This post originally appeared on Orphan Road.

Matt Rosenberg at Cascadia Prospectus has a good post laying out the challenges and potential benefits of developing passenger ferry service along the Willamette River in Portland. The basic challenges, though, are universal. The Willamette is nice in that it’s a navigable, North-South river that basically follows the major interstates through the region (or vice-versa). Seattle’s lakes and sounds follow more irregular trajectories.

Nonetheless, the challenges are similar. Money quote:

Getting to and from the dock at each end has to be convenient and quick, or the premise can’t go much further than a seasonal novelty. Marketing campaigns would need to highlight the “portal to portal” time advantage for specific foot ferry routes versus driving and other transit modes, as well. Softer sell “enjoy the ride – skip the traffic” pitches have value, but can only gain traction if travel time comparisons work.

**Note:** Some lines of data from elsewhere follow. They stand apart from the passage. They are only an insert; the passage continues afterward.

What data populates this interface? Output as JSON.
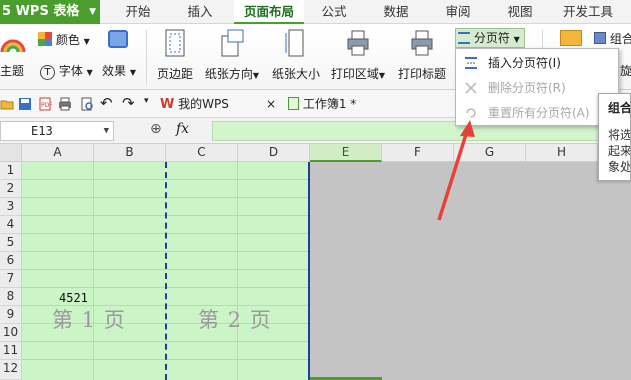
{
  "menubar": {
    "app_title": "5 WPS 表格",
    "tabs": [
      "开始",
      "插入",
      "页面布局",
      "公式",
      "数据",
      "审阅",
      "视图",
      "开发工具"
    ],
    "active_tab": "页面布局"
  },
  "ribbon": {
    "color_label": "颜色",
    "theme_label": "主题",
    "font_label": "字体",
    "effect_label": "效果",
    "margin_label": "页边距",
    "orientation_label": "纸张方向",
    "size_label": "纸张大小",
    "print_area_label": "打印区域",
    "print_title_label": "打印标题",
    "pagebreak_label": "分页符",
    "group_label": "组合",
    "rotate_label": "旋转"
  },
  "pagebreak_menu": {
    "items": [
      {
        "label": "插入分页符(I)",
        "enabled": true
      },
      {
        "label": "删除分页符(R)",
        "enabled": false
      },
      {
        "label": "重置所有分页符(A)",
        "enabled": false
      }
    ]
  },
  "tooltip": {
    "title": "组合",
    "lines": [
      "将选",
      "起来",
      "象处"
    ]
  },
  "doc_tabs": {
    "home_label": "我的WPS",
    "workbook_label": "工作簿1 *"
  },
  "formula_bar": {
    "cell_ref": "E13",
    "fx_label": "fx",
    "value": ""
  },
  "grid": {
    "columns": [
      "A",
      "B",
      "C",
      "D",
      "E",
      "F",
      "G",
      "H"
    ],
    "selected_column": "E",
    "rows": [
      "1",
      "2",
      "3",
      "4",
      "5",
      "6",
      "7",
      "8",
      "9",
      "10",
      "11",
      "12"
    ],
    "cell_A8": "4521",
    "page_labels": [
      "第 1 页",
      "第 2 页"
    ]
  },
  "colors": {
    "accent": "#4b9e2d",
    "print_area_fill": "#ccf5c7",
    "page_break_line": "#1f3fa0",
    "non_print_area": "#c4c4c4",
    "arrow": "#e8413a"
  }
}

Additionally, the more daily commerce that can be situated in proximity to foot ferry transit nodes – grocery stores, dry cleaners, even day care centers and schools – the greater the appeal.

Thus we see the challenge of going back to the water for our transit needs. In the last 100 years, we’ve begun build away from the water. The downtowns of our newer cities — Bellevue, Kent, etc. — are built near highways. And with good reason: hugging the coast like the Sounder/BNSF does between Everett in Tacoma makes for a long and winding route.